На какое-то краткое мгновение самому Фриденсрайху фон Таузендвассеру показалось, что он вернулся домой. В родную семью. И будто не он ждал Кейзегала в течение шестнадцати лет, запершись в безлюдном холодном замке, а ждали его самого.

Все Асседо ждало его – от самого последнего дворника до самой изысканной модницы; от первых почек молодой акации до гниющих листьев старейшего платана; от восточной прибрежной полосы до западных плодородных черноземов на границе с Авадломом. Сирень, вербена, желуди, каштаны и сливы ждали его, степи, равнины, лиманы, междуречье и овраги, гончие, лошади, чайки, люди и море.

Фриденсрайх никогда не забывал, как встречали в Асседо Фрида-Красавца – сперва мальчишку-проказника, юношу-сорвиголову, многообещающего молодого человека, блистательного вельможу, бесстрашного воина, желанного жениха, а потом и супруга ослепительной Гильдеборги. У всех глаза вынимались. Хоть и пребывал Фрид в уверенности, что излечился от охоты к этой сомнительной радости, Кейзегал опять оказался прав на его счет: его ждало саморазочарование.

Фриденсрайх фон Таузендвассер недаром потратил шестнадцать лет на размышления, и, разменяв пятый десяток, был способен понять, что на Летнем балу купца Шульца Асседо радуется не бесшабашному Фриду-Красавцу, не отцу проклятого приемыша Йерве, не восстановленной легендарной дружбе, и даже не бесценной возможности посплетничать вдоволь, хоть это и было самым правдоподобным объяснением ажиотажу.

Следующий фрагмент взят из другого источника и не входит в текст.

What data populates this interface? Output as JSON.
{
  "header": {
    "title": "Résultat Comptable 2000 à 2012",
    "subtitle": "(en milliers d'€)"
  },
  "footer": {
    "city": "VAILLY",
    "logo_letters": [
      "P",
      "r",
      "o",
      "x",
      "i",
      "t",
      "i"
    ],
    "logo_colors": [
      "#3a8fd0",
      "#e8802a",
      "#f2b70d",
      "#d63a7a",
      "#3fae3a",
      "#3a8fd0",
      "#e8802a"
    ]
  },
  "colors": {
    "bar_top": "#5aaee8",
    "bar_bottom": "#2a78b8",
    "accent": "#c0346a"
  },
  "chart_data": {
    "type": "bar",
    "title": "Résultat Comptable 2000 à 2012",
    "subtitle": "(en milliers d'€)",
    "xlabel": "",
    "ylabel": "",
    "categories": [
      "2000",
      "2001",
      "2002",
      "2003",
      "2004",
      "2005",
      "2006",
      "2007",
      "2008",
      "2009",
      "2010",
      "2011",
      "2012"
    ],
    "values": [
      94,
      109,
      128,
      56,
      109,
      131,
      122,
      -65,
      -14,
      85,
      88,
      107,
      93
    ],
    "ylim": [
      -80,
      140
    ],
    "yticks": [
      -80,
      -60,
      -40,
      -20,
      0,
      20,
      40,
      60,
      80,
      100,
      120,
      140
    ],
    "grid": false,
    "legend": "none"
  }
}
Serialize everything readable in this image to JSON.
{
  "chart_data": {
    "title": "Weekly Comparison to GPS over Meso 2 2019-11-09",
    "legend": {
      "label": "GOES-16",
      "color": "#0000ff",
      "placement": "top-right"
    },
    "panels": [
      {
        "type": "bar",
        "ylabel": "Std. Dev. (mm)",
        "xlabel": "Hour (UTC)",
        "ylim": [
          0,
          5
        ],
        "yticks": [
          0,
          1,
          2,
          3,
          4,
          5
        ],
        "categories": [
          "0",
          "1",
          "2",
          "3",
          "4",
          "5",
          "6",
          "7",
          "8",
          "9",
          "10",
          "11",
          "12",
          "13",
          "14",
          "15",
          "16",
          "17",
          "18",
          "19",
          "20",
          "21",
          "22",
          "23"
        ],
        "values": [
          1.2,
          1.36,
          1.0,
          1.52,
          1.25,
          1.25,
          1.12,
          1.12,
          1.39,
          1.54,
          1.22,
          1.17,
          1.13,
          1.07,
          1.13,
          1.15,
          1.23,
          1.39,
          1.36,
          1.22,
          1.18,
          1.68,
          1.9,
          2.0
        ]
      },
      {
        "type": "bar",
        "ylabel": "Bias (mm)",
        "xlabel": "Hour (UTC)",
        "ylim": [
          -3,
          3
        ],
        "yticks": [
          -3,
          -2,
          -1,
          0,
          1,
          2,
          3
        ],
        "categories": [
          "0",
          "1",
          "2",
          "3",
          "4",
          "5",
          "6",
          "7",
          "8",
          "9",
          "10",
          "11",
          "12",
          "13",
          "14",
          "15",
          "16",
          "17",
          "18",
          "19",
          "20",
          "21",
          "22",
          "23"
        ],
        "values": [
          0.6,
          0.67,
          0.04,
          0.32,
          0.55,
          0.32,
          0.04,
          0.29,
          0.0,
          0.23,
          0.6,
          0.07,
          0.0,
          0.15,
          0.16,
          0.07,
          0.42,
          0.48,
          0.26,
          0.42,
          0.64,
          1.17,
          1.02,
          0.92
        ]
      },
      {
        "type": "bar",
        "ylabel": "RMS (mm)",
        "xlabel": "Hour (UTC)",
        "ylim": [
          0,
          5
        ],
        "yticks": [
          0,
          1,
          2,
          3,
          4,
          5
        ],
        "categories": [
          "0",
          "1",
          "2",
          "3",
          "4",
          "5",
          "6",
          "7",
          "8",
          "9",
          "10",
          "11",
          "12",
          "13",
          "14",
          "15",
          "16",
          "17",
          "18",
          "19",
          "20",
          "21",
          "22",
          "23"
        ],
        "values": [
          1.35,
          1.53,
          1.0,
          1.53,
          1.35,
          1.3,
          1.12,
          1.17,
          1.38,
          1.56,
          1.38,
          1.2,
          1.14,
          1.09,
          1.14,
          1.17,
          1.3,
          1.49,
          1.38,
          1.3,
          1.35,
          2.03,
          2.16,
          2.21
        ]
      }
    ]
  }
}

В свои сорок лет Фриденсрайх отчетливо понимал, что ничему люди не радуются так, как чуду. Его собственное воскрешение из мертвых, его удачное спасение после прыжка из окна левого флигеля в ров, сохранившее ему видимость жизни и благополучия, – вот что вызывало восторг и такую бурю эмоций. Его светлый лик, несмотря на долгие годы страданий, почти не изменившийся, дарил смутное обещание бессмертия каждому из присутствующих. И пусть никто из пирующих не отдавал себе в этом отчета, завидев Фрида-Красавца, каждый воспылал верой в собственную неприкосновенность. В один миг Фриденсрайх фон Таузендвассер превратился для Асседо в памятник возрождения, в образ удачливости, в символ всемогущества.